Prince Andrey laughed unpleasantly, again recalling his father.
“And where is he now, your brother-in-law, may I ask?” he said.
“He went to Peter … but, really, I don’t know,” said Pierre.
“Well, that’s no matter,” said Prince Andrey. “Tell Countess Rostov from me that she was and is perfectly free, and that I wish her all prosperity.”
Pierre took the packet. Prince Andrey, as though reflecting whether he had not something more to say, or waiting for Pierre to say something, looked at him with a fixed gaze.
“Listen. Do you remember our discussion in Petersburg?” said Pierre. “Do you remember about—?”
“I remember,” Prince Andrey answered hurriedly. “I said that a fallen woman should be forgiven, but I did not say I could forgive one. I can’t.”
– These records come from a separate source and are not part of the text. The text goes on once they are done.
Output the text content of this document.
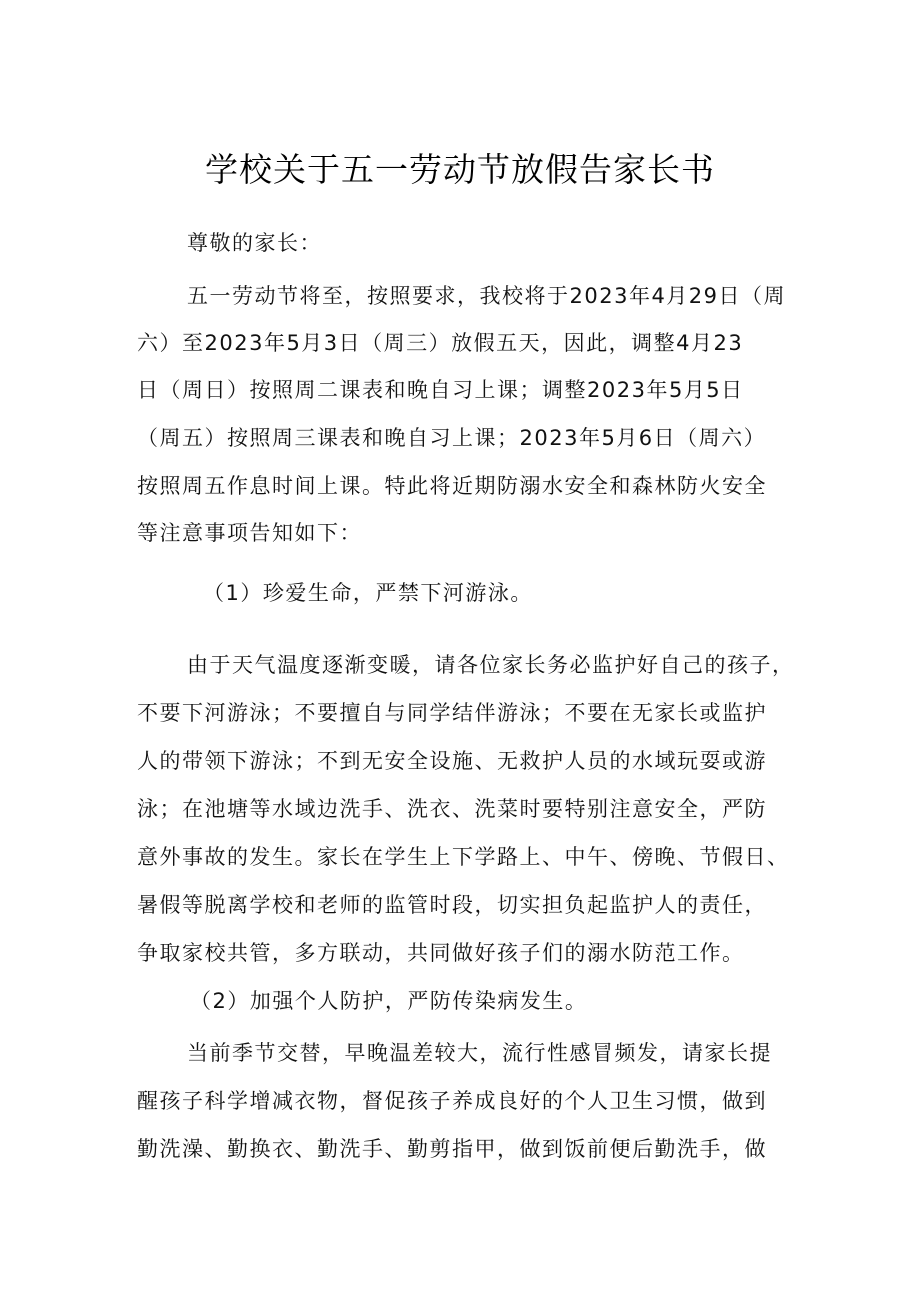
学校关于五一劳动节放假告家长书
尊敬的家长：
五一劳动节将至，按照要求，我校将于2023年4月29日（周
六）至2023年5月3日（周三）放假五天，因此，调整4月23
日（周日）按照周二课表和晚自习上课；调整2023年5月5日
（周五）按照周三课表和晚自习上课；2023年5月6日（周六）
按照周五作息时间上课。特此将近期防溺水安全和森林防火安全
等注意事项告知如下：
（1）珍爱生命，严禁下河游泳。
由于天气温度逐渐变暖，请各位家长务必监护好自己的孩子，
不要下河游泳；不要擅自与同学结伴游泳；不要在无家长或监护
人的带领下游泳；不到无安全设施、无救护人员的水域玩耍或游
泳；在池塘等水域边洗手、洗衣、洗菜时要特别注意安全，严防
意外事故的发生。家长在学生上下学路上、中午、傍晚、节假日、
暑假等脱离学校和老师的监管时段，切实担负起监护人的责任，
争取家校共管，多方联动，共同做好孩子们的溺水防范工作。
（2）加强个人防护，严防传染病发生。
当前季节交替，早晚温差较大，流行性感冒频发，请家长提
醒孩子科学增减衣物，督促孩子养成良好的个人卫生习惯，做到
勤洗澡、勤换衣、勤洗手、勤剪指甲，做到饭前便后勤洗手，做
“How can you compare it? …” said Pierre.
Prince Andrey cut him short. He cried harshly: “Yes, ask her hand again, be magnanimous, and all that sort of thing? … Oh, that’s all very noble, but I’m not equal to following in that gentleman’s tracks. If you care to remain my friend, never speak to me of that … of all this business. Well, good-bye. So you’ll give that? …”
Pierre left him, and went in to the old prince and Princess Marya.
The old man seemed livelier than usual. Princess Marya was the same as usual, but behind her sympathy for her brother, Pierre detected her relief that her brother’s marriage was broken off. Looking at them, Pierre felt what a contempt and dislike they all had for the Rostovs; felt that it would be impossible in their presence even to mention the name of the girl who could give up Prince Andrey for any one in the world.
At dinner they talked of the coming war, of which there could now be no doubt in the near future. Prince Andrey talked incessantly, and argued first with his father, and then with Dessalle, the Swiss tutor. He seemed more eager than usual, with that eagerness of which Pierre knew so well the inner cause.